Xref: news.gmane.io gmane.emacs.bugs:196436
Archived-At:
Am Mo., 14. Dez. 2020 um 15:44 Uhr schrieb Stefan Monnier
:
> >> Returns a process object.
> > Depending how much we care about forward compatibility, it might be
> > better to return an opaque sandbox object (which will initially wrap a
> > process object).
>
> We always use process objects to represent file-descriptors, so I can't
> find any good reason why this one should be different or why an
> implementation might find it difficult to expose a process object.

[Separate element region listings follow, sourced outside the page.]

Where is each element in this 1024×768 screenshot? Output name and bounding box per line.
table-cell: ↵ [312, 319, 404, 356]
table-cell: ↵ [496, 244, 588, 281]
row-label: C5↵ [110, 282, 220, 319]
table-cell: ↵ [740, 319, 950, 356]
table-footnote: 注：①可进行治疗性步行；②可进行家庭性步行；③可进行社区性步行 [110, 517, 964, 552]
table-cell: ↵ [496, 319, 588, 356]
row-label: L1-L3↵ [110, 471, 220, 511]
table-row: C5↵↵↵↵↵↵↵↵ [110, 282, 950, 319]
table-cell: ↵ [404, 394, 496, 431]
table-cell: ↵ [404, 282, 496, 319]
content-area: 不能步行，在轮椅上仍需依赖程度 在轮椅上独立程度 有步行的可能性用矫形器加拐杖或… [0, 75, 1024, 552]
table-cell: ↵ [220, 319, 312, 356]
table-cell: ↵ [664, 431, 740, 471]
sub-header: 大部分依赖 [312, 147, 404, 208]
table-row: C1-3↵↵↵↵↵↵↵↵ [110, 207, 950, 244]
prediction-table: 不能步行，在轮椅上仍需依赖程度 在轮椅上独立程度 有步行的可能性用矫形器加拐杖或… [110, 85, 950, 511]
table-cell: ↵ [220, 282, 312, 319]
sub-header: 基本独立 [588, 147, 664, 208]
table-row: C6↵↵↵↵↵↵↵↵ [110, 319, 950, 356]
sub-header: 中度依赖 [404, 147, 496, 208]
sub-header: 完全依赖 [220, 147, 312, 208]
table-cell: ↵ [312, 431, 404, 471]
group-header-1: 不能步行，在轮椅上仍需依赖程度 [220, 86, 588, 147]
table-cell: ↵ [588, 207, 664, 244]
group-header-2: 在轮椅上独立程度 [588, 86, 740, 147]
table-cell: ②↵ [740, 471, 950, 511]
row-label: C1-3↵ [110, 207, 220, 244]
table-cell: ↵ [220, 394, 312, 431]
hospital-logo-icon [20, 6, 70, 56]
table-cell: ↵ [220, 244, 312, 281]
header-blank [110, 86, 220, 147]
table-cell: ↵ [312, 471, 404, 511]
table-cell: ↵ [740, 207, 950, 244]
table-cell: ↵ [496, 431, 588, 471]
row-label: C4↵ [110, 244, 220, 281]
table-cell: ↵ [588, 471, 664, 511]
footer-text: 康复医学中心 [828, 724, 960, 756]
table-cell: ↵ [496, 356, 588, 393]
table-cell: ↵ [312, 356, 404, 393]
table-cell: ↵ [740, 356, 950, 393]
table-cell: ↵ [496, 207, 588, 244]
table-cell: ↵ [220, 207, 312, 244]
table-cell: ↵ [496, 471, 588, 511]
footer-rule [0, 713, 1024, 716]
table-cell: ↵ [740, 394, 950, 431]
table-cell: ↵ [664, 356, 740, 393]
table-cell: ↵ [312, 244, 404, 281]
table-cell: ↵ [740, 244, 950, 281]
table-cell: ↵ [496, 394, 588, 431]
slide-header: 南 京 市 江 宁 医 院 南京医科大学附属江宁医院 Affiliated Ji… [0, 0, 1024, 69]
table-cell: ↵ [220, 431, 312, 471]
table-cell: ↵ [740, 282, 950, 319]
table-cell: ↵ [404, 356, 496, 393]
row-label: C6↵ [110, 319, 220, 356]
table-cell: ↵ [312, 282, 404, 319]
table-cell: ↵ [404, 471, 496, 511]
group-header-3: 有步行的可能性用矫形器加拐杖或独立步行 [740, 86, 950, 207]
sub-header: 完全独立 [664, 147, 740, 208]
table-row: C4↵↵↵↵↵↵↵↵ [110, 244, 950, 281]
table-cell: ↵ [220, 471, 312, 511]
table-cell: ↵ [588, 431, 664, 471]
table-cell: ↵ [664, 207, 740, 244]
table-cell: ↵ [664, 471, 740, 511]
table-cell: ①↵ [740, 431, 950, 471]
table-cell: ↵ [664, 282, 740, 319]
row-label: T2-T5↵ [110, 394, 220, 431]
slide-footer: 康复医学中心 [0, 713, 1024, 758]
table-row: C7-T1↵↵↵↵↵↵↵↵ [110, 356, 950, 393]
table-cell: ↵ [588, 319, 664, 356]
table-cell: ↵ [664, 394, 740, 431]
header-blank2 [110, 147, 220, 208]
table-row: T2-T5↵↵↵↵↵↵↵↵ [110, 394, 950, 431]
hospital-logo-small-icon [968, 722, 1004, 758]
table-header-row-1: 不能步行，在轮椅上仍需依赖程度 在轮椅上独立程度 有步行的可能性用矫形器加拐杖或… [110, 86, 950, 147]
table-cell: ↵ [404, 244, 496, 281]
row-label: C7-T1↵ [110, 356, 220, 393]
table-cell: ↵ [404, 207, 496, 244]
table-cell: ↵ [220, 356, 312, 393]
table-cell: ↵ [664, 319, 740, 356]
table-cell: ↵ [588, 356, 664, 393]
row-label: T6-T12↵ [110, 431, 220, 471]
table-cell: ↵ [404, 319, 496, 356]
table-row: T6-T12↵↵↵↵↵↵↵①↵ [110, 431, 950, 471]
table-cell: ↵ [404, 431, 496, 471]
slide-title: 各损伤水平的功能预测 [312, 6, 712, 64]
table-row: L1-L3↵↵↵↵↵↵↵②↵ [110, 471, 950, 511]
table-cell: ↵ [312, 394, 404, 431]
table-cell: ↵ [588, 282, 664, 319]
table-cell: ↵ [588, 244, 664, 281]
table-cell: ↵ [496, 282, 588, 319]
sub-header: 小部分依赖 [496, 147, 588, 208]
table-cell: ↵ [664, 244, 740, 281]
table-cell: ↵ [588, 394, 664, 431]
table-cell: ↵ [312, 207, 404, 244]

If we return a single pipe process object here, then there would be no
way to access or wait for the actual Emacs process object. That might
be OK, but maybe it's not. Does Emacs guarantee that (while
(accept-process-output PIPE)) for some pipe process reads the entire
process output and finishes in due time (not too long after the actual
process)? Also, how would we report errors from the subprocess? A pipe
process can't really fail, right?
>
> >> FUNCTION is called with no arguments and it can use `sandbox-read`
> >> to read the data sent to the process object via `process-send-string`,
> >> and `sandbox-reply` to send back a reply to the parent process
> >> (which will receive it via its `process-filter`).
> > That is, sandbox-read and sandbox-reply just read/write stdin/stdout?
>
> While it may use stdin/stdout internally, I can imagine good reasons why
> we'd want to use some other file descriptors.
Yes, it should in many cases not be stdin/stdout. The standard output
and error are polluted with log messages, and stdin should likely be
closed or empty to avoid Emacs trying to read from it.
It should definitely be possible to create a "magic" pipe process
(similar to the "magic network process" created for systemd socket
activation) that wraps a file descriptor pair passed on the
command-line.
OTOH, for the case at hand using stdout/stderr seems right: the error
messages are printed there, and the parent Emacs process can parse
them.
Or do you suggest sending the error messages in a structured format
(e.g. JSON) over the pipe?
>
> > That would certainly work, but (a) it doesn't really have anything to
> > do with sandboxing, so these functions should rather be called
> > stdin-read and stdout-write or similar,
>
> I think "the right thing" would be to represent the parent as a process
> object inside the child. I proposed dedicated functions only because
> but when it uses stdin/stdout, providing a process object seems awkward
> to implement.
What would be the difference? It would be a pipe process wrapping some
open file descriptor pair in both cases.